Thanks for the response @Alireza_Saei. I understand the concept but don’t understand how to compute this.

Let’s take an example of 4 states:

State 1: Reward = 100 (terminal)

State 2: Reward = 0

State 3 Reward = 0

State 4: Reward = 40 (terminal)

States |
1 |
2 |
3 |
4 |

Reward |
100 |
0 |
0 |
40 |

Also, assume that discount factor is 0.5 and mis-step probability is 0.1.

So,

Q(1, left) = 100

Q(1, right) = 100

Q(4, left) = 40

Q(4, right) = 40

Q(2, left) = 0 + 0.5 * [0.9 * max(Q(1, left), Q(1, right)) + 0.1 * max(Q(3, left), Q(3, right))]

Q(2, right) = 0 + 0.5 * [0.9 * max(Q(3, left), Q(3, right)) + 0.1 * max(Q(1, left), Q(1, right))]

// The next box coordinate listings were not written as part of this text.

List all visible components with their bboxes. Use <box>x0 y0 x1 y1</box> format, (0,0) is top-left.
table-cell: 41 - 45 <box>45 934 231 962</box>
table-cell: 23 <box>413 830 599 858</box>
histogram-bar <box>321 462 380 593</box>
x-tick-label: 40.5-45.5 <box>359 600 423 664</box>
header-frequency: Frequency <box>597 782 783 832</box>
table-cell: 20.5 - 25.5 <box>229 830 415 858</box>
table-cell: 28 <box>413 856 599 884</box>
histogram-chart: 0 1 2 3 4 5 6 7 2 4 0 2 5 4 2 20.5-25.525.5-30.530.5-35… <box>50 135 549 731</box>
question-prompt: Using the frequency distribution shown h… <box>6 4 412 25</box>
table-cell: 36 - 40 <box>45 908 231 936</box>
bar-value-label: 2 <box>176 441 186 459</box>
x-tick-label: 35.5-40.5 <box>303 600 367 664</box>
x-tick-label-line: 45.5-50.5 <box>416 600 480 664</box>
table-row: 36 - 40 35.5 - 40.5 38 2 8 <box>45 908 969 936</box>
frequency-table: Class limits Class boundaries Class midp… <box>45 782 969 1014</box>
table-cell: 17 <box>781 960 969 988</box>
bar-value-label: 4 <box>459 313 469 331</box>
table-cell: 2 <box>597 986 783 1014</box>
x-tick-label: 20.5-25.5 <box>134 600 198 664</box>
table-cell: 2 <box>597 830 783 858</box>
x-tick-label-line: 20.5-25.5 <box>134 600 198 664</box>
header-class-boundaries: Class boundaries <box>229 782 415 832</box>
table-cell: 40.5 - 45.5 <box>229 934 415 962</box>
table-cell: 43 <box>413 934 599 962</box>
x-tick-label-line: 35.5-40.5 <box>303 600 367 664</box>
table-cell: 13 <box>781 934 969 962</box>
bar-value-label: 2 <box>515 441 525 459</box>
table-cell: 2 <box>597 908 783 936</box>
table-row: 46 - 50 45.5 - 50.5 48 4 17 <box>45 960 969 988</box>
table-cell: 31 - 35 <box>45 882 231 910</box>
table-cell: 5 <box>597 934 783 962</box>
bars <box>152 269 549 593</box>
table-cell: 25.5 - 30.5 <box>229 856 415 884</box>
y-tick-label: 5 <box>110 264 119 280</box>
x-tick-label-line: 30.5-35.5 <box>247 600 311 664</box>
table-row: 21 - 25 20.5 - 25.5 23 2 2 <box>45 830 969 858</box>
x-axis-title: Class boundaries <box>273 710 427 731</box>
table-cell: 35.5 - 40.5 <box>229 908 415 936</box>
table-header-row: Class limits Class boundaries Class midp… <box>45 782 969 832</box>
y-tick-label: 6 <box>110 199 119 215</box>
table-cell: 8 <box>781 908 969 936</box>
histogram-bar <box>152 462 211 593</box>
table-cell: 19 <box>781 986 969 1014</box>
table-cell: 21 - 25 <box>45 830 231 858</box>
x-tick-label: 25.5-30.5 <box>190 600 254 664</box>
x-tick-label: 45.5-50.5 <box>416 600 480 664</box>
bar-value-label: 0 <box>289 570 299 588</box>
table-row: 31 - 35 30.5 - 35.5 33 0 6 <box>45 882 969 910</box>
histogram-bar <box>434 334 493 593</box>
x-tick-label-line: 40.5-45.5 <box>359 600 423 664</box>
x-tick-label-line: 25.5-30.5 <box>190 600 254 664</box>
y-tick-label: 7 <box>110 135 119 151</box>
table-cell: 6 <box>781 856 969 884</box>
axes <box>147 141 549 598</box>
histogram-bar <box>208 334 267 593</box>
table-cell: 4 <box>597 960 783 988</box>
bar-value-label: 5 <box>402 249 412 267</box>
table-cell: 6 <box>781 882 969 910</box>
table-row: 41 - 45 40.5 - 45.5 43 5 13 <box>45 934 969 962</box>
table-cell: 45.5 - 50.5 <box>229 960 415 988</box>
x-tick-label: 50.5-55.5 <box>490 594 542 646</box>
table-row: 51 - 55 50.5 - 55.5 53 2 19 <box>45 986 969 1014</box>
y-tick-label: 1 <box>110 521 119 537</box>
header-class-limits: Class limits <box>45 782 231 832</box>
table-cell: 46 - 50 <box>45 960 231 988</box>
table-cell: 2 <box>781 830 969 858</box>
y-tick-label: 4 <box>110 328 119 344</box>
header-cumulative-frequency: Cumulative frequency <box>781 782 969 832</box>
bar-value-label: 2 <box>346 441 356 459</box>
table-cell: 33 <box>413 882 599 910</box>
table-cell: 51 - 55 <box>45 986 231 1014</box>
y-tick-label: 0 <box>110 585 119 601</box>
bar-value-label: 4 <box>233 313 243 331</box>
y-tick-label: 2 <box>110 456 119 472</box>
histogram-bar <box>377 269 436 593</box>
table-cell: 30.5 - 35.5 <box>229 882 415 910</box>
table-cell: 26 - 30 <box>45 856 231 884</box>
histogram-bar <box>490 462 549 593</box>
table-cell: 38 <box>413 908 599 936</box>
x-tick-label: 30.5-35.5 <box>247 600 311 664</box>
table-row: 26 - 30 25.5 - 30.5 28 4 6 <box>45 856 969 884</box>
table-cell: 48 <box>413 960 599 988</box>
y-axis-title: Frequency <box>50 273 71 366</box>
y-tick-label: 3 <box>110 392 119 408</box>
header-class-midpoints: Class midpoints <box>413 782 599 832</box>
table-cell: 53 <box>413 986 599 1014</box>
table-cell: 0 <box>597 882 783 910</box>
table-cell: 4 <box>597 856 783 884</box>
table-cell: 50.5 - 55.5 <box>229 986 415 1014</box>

Q(3, left) = 0 + 0.5 * [0.9 * max(Q(2, left), Q(2, right)) + 0.1 * max(Q(4, left), Q(4, right))]

Q(3, right) = 0 + 0.5 * [0.9 * max(Q(4, left), Q(4, right)) + 0.1 * max(Q(2, left), Q(2, right))]

Now,

max(Q(1, left), Q(1, right)) = 100

max(Q(4, left), Q(4, right)) = 40

So,

Q(2, left) = 45 + 0.05 * max(Q(3, left), Q(3, right))

Q(2, right) = 5 + 0.45 * max(Q(3, left), Q(3, right))

Q(3, left) = 2 + 0.45 * max(Q(2, left), Q(2, right))

Q(3, right) = 18 + 0.05 * max(Q(2, left), Q(2, right))

How do I calculate the remaining values?

Please let me know if I’m completely wrong about this and there’s and easy way to find the values.